Once your data is in EUDAMED, it stops being your internal working copy and becomes the reference version others check against.

Why was EUDAMED necessary?

Before EUDAMED, safety signals could sit in national lanes, like traffic moving on parallel roads that never intersect. A signal visible in one Member State was not automatically visible in others.

EUDAMED forces those lanes to merge by bringing devices, actors, certificates, and surveillance data into one connected view.

Regulatory oversight for medical devices in the EU was decentralised by design before EUDAMED. Authorities relied on national databases, local vigilance systems, and fragmented certificate records. There was no single, authoritative view of devices, manufacturers, or safety signals across Member States.

This created structural blind spots:

• Devices could not be reliably traced across borders
• Vigilance signals were slow to correlate
• Certificate data was not consistently accessible
• Market surveillance actions were largely reactive

High-profile safety failures exposed these weaknesses. The issue was not individual non-compliance, but a system that lacked shared data and visibility across a single market.
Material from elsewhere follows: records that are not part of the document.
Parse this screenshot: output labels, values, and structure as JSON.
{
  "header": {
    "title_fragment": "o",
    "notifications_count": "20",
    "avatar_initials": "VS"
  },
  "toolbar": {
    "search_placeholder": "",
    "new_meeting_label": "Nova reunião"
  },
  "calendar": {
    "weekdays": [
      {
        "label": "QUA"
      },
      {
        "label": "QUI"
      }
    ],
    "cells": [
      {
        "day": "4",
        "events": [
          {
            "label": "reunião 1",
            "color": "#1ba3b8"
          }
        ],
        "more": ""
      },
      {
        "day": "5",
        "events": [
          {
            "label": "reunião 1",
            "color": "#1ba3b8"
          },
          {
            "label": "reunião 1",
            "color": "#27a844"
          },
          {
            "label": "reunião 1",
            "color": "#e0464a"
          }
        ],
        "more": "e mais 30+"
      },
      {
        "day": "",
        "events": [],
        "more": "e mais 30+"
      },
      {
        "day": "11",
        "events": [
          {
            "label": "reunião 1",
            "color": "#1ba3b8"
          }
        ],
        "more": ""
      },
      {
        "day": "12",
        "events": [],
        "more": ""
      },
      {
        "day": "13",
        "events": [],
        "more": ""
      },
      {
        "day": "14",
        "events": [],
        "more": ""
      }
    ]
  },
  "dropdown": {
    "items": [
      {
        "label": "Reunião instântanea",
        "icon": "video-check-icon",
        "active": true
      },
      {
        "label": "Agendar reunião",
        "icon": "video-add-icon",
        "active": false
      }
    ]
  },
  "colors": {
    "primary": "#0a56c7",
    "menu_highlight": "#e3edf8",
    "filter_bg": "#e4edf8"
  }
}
EUDAMED addresses this gap by providing a shared regulatory infrastructure built on connected, EU-wide data across the full device lifecycle.

In short, risk moved faster than coordination. EUDAMED is the EU’s attempt to close that gap.

EUDAMED structure: What are the 6 modules of EUDAMED?

EUDAMED consists of six connected compliance pipelines, each feeding data into the same regulatory system across the medical device lifecycle.

The system is modular. Each module becomes usable and legally enforceable once it is declared functional, which allows EUDAMED to be rolled out in phases rather than all at once.

The six EUDAMED modules are:

• 1. Actor registration (ACT)
• 2. UDI and Device (UDI/DEV)
• 3. Notified Bodies & Certificates (NB/CRF)
• 4. Clinical Investigations and Performance Studies (CI/PS)
• 5. Vigilance and Post-Market Surveillance (VGL)
• 6. Market surveillance (MSU)

Your workload is module-driven: what is declared functional determines what becomes mandatory, and when.

Which EUDAMED modules are mandatory?

Four EUDAMED modules become mandatory on 28th May 2026. From that date, regulatory data for these areas must be managed through EUDAMED:

• Actor Registration (ACT)
• UDI/Devices (UDI/DEV)
• Notified Bodies and Certificates (NB/CRF)
• Market Surveillance (MSU)

The remaining modules:

• Clinical Investigations and Performance Studies (CI/PS), and
• Vigilance and Post-Market Surveillance (VGL)

will become mandatory only after they are declared functional and complete their own transition periods.

If you do nothing else, align ownership and data readiness for ACT, UDI/DEV, NB/CRF, and MSU now.

What are the different actor roles in EUDAMED?

EUDAMED does not register companies in a generic sense. It registers actors with clearly defined regulatory roles under MDR and IVDR.

Each role carries specific legal obligations. Organizations performing more than one role must register separately for each, even if the same legal entity is involved.

EUDAMED pins each regulatory obligation to a named role, like labels on a wiring diagram, making accountability explicit and traceable. Actors fall into three categories: supervising entities, economic operators, and sponsors.

Supervising entities of EUDAMED

Supervising entities control how EUDAMED operates and how regulatory compliance is validated at the EU and national levels. They do not place devices on the market, but they define, enforce, and oversee the rules that economic operators must follow.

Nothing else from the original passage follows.